Foster v. Agtang, En Banc, A.C. No. 10579, December 10, 2014, Per Curiam:

• Respondent’s unbecoming conduct towards complainant did not stop here. Records reveal that he likewise violated Rule 16.04, Canon 16 of the [old CPR prohibiting the act of borrowing from a client]. In his private capacity, he requested from his client, not just one, but two loans of considerable amounts. The first time, he visited his client in her home and borrowed ₱100,000.00 for the repair of his car; and the next time, he implored her to extend to him a loan of ₱70,000.00 or ₱50,000.00 “in the moment of urgency or emergency” but was only given ₱22,000.00 by complainant. These transactions were evidenced by promissory notes and receipts, the authenticity of which was never questioned by respondent. These acts were committed by respondent in his private capacity, seemingly unrelated to his relationship with complainant, but were indubitably acquiesced to by complainant because of the trust and confidence reposed in him as a lawyer. Nowhere in the records, particularly in the defenses raised by respondent, was it implied that these loans fell within the exceptions provided by the rules. The loans of ₱100,000.00 and ₱22,000.00 were surely not protected by the nature of the case or by independent advice. Respondent’s assertion that the amounts were given to him out of the liberality of complainant and were, thus, considered as “no loan,” does not justify his inappropriate behavior. The acts of requesting and receiving money as loans from his client and thereafter failing to pay the same are indicative of his lack of integrity and sense of fair dealing. Up to the present, respondent has not yet paid his obligations to complainant.

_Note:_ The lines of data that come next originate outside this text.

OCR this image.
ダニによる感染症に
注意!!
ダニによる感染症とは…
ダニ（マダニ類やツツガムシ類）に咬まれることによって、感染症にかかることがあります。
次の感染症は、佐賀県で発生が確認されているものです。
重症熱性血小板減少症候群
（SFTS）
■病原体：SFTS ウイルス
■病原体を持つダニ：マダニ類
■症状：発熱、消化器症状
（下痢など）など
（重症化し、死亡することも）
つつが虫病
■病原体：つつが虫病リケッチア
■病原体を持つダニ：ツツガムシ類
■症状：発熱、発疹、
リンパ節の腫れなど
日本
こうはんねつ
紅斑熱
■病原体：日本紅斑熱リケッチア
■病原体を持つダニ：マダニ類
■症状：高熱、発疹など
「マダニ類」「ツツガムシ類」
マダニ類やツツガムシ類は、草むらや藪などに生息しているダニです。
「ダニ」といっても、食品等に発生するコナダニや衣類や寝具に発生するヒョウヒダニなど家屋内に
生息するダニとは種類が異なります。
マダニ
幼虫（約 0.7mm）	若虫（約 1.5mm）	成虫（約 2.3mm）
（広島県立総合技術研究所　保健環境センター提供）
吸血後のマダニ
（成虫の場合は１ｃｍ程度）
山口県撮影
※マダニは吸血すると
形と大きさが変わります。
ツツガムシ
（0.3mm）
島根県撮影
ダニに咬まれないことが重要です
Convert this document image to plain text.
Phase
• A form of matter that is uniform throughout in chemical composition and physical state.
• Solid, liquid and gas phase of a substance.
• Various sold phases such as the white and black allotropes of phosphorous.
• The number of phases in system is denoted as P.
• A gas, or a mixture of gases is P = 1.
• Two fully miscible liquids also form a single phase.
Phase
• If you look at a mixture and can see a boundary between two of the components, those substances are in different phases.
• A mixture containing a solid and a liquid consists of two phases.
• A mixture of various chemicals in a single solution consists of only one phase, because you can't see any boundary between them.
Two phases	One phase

•Time and again, the Court has consistently held that deliberate failure to pay just debts constitutes gross misconduct, for which a lawyer may be sanctioned with suspension from the practice of law. Lawyers are instruments for the administration of justice and vanguards of our legal system. They are expected to maintain not only legal proficiency, but also a high standard of morality, honesty, integrity and fair dealing so that the people’s faith and confidence in the judicial system is ensured. They must, at all times, faithfully perform their duties to society, to the bar, the courts and their clients, which include prompt payment of financial obligations. Verily, when the Code or the Rules speaks of “conduct” or “misconduct,” the reference is not confined to one’s behavior exhibited in connection with the performance of the lawyer’s professional duties, but also covers any misconduct which, albeit unrelated to the actual practice of his profession, would show him to be unfit for the office and unworthy of the privileges which his license and the law vest him with. Unfortunately, respondent must be found guilty of misconduct on both scores.